3.4. Off-Design Results

For a typical pure-solar application, the MGT operates at a constant TIT (at the highest allowable level) to maximise the overall efficiency of the plant. It should be noted that here, the TIT has been limited due to material limitation of the receiver rather than the turbine material. In case of OMSoP plant this limit was estimated to 1073 K. To achieve a constant TIT, it is necessary to operate at variable mass flow rate and consequently variable rotational speed. For lower DNIs it would not be possible to achieve the highest allowable TIT, which means that the MGT will operate at lower efficiency. Moreover, the power output for these operating points is relatively low, as is their occurrence frequency as shown in Figure 13. As such, a minimum output power of the plant was fixed to 2000 W and points with lower power output were not considered. It should be emphasised that considering any power below this level would neither change the annual produced electricity significantly nor the levelised cost of electricity.
The results of the present model have been compared with the results from IPSEpro where the same component characteristic maps and operational strategy were considered. This comparison was aimed to verify the component matching procedure adopted for the present model. The results in Figure 13 demonstrate good accuracy for the whole range of operation. The discrepancy in the results is due to the setup in IPSEpro where the TIT is limited not to a single value, 1073 K in this case, but to a range with a minimum tolerance of 1 K. Thus, while the desirable TIT is set to 1073 K in the present model this parameter was set to 1073 ± 1 K in the IPSEpro model.

3.5. Cost Analysis

The annual electricity generation and the levelised cost of electricity have been calculated using the components’ characteristic maps and the plant overall performance parameters. The analysis has been carried out considering the DNI frequencies in Figure 13 based on hourly average values of Rome in the period between 2004 and 2005. The overall energy produced by the plant is 10,682 kWh.
Figure 14 and Figure 15 shows the breakdown of the overall energy produced along the year by each DNI level and, not surprisingly, the electricity is mostly produced during the high sun irradiance period in the range between 650 and 850 W/m2.
The cost functions described previously have been used to estimate the cost of the plant and cost of producing electricity. Figure 15 shows the plant cost breakdown for different components of the plant. The capital cost has been estimated to be EUR 27,051 and, consequently, the specific cost of the plant, defined as the ratio between the cost of components and output power in design condition, has been estimated to be around EUR 3980/kWel. As can be seen in Figure 14, the most costly component is the dish, representing 63.5% of the overall cost, while the MGT represents 18.3% of the overall cost. Results from the LCOE analysis demonstrate a levelised cost of electricity of EUR 22.81/kWh considering a lifetime of the plant of 25 years.

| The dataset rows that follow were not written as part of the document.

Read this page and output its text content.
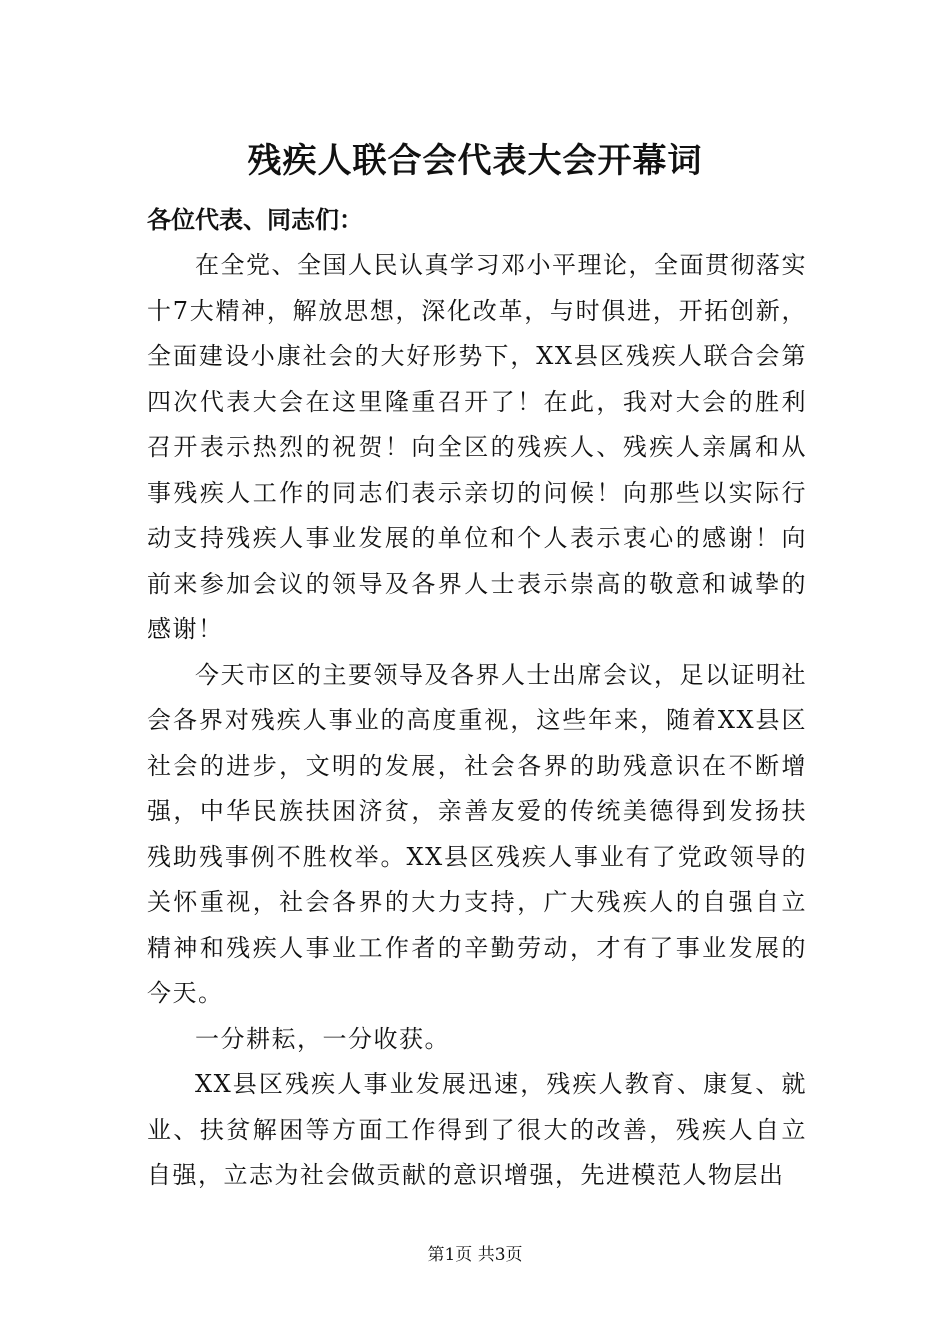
残疾人联合会代表大会开幕词

各位代表、同志们：

在全党、全国人民认真学习邓小平理论，全面贯彻落实十7大精神，解放思想，深化改革，与时俱进，开拓创新，全面建设小康社会的大好形势下，XX县区残疾人联合会第四次代表大会在这里隆重召开了！在此，我对大会的胜利召开表示热烈的祝贺！向全区的残疾人、残疾人亲属和从事残疾人工作的同志们表示亲切的问候！向那些以实际行动支持残疾人事业发展的单位和个人表示衷心的感谢！向前来参加会议的领导及各界人士表示崇高的敬意和诚挚的感谢！

今天市区的主要领导及各界人士出席会议，足以证明社会各界对残疾人事业的高度重视，这些年来，随着XX县区社会的进步，文明的发展，社会各界的助残意识在不断增强，中华民族扶困济贫，亲善友爱的传统美德得到发扬扶残助残事例不胜枚举。XX县区残疾人事业有了党政领导的关怀重视，社会各界的大力支持，广大残疾人的自强自立精神和残疾人事业工作者的辛勤劳动，才有了事业发展的今天。

一分耕耘，一分收获。

XX县区残疾人事业发展迅速，残疾人教育、康复、就业、扶贫解困等方面工作得到了很大的改善，残疾人自立自强，立志为社会做贡献的意识增强，先进模范人物层出

第1页 共3页
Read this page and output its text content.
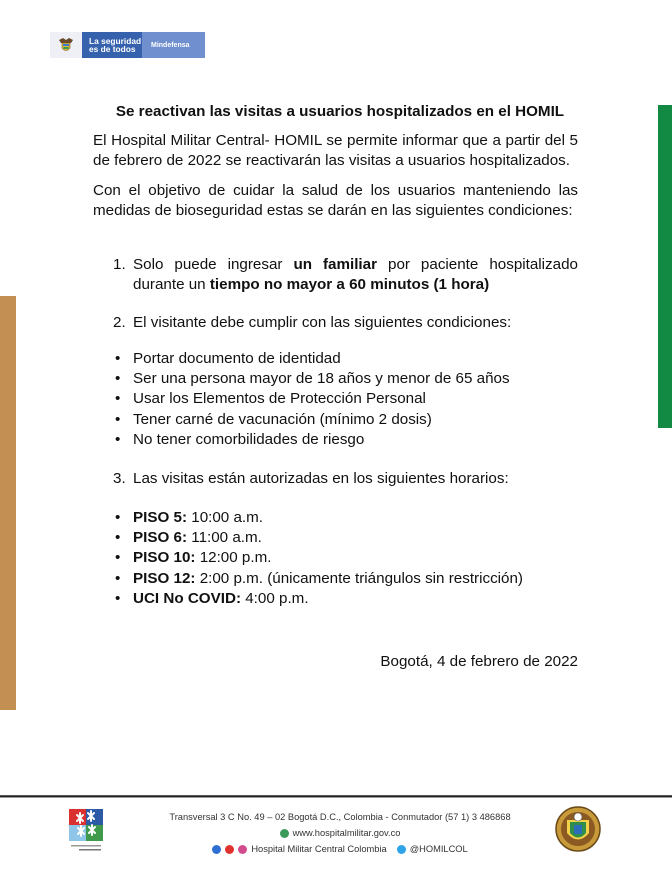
La seguridad
es de todos	Mindefensa
Se reactivan las visitas a usuarios hospitalizados en el HOMIL
El Hospital Militar Central- HOMIL se permite informar que a partir del 5 de febrero de 2022 se reactivarán las visitas a usuarios hospitalizados.
Con el objetivo de cuidar la salud de los usuarios manteniendo las medidas de bioseguridad estas se darán en las siguientes condiciones:
1. Solo puede ingresar un familiar por paciente hospitalizado durante un tiempo no mayor a 60 minutos (1 hora)
2. El visitante debe cumplir con las siguientes condiciones:
• Portar documento de identidad
• Ser una persona mayor de 18 años y menor de 65 años
• Usar los Elementos de Protección Personal
• Tener carné de vacunación (mínimo 2 dosis)
• No tener comorbilidades de riesgo
3. Las visitas están autorizadas en los siguientes horarios:
• PISO 5: 10:00 a.m.
• PISO 6: 11:00 a.m.
• PISO 10: 12:00 p.m.
• PISO 12: 2:00 p.m. (únicamente triángulos sin restricción)
• UCI No COVID: 4:00 p.m.
Bogotá, 4 de febrero de 2022
Transversal 3 C No. 49 – 02 Bogotá D.C., Colombia - Conmutador (57 1) 3 486868
www.hospitalmilitar.gov.co
Hospital Militar Central Colombia @HOMILCOL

3.6. Plant Size Optimsation

The analysis discussed above was repeated for different plant design parameters to optimise the plant size in order to achieve minimum LCOE while maximising the annual electrical production. Rome was selected as location site, characterised by DNI levels and frequencies already shown in Figure 12. For each given DNI an off-design performance analysis was carried out considering constant TIT as operational strategy. The overall energy produced during the year was then calculated together with the levelised cost of electricity. As discussed previously, the most costly component of the plant is the dish and its size is directly proportional to the mass flow rate for a given TIT. On the other hand, the mass flow rate is the main parameter influencing the power output of the plant and, subsequently, the annual electricity generation. For this reason, the mass flow rate was chosen as the optimisation variable, while pressure ratio and TIT were kept constant and equal to 3 and 1073 K, respectively. The design space of the optimisation variable is limited to the values 0.07–0.16 kg/s. These limits have been evaluated to keep the compressor efficiency as high as possible by limiting the compressor specific speed to its optimum value. At both ends of this range, the compressor efficiency drops significantly.
Figure 16 shows the results of the optimisation. The performances of the plant considering dissimilar plant design mass flow rates have been compared in term of levelised cost of energy and annual energy produced. As shown in Figure 16a, results of the optimisation demonstrate a minimum LCOE of 21.5 [EUR/kWh] for a design point mass flow rate of about 0.11 kg/s. This corresponds to an overall cost of the plant around EUR 32,600, with a dish diameter of 9.4 m and an annual electricity production of 13,700 [kWh]. As expected, the annual energy production increases with the mass flow rate as has been shown in Figure 16b. As shown in Figure 17, the range of DNIs, in which the plant produces more than 2 kWe, is getting wider with an increase of the mass flow rate. Nevertheless, the dish size and, consequently, the overall cost is proportional to the mass flow rate; the right trade-off between annual energy production and levelised cost of electricity should be decided based on particular power demand for each application. Figure 17 highlights that for the whole range of mass flow rates the majority of the annual energy produced still occurs in the range between 650 and 850 [W/m2K].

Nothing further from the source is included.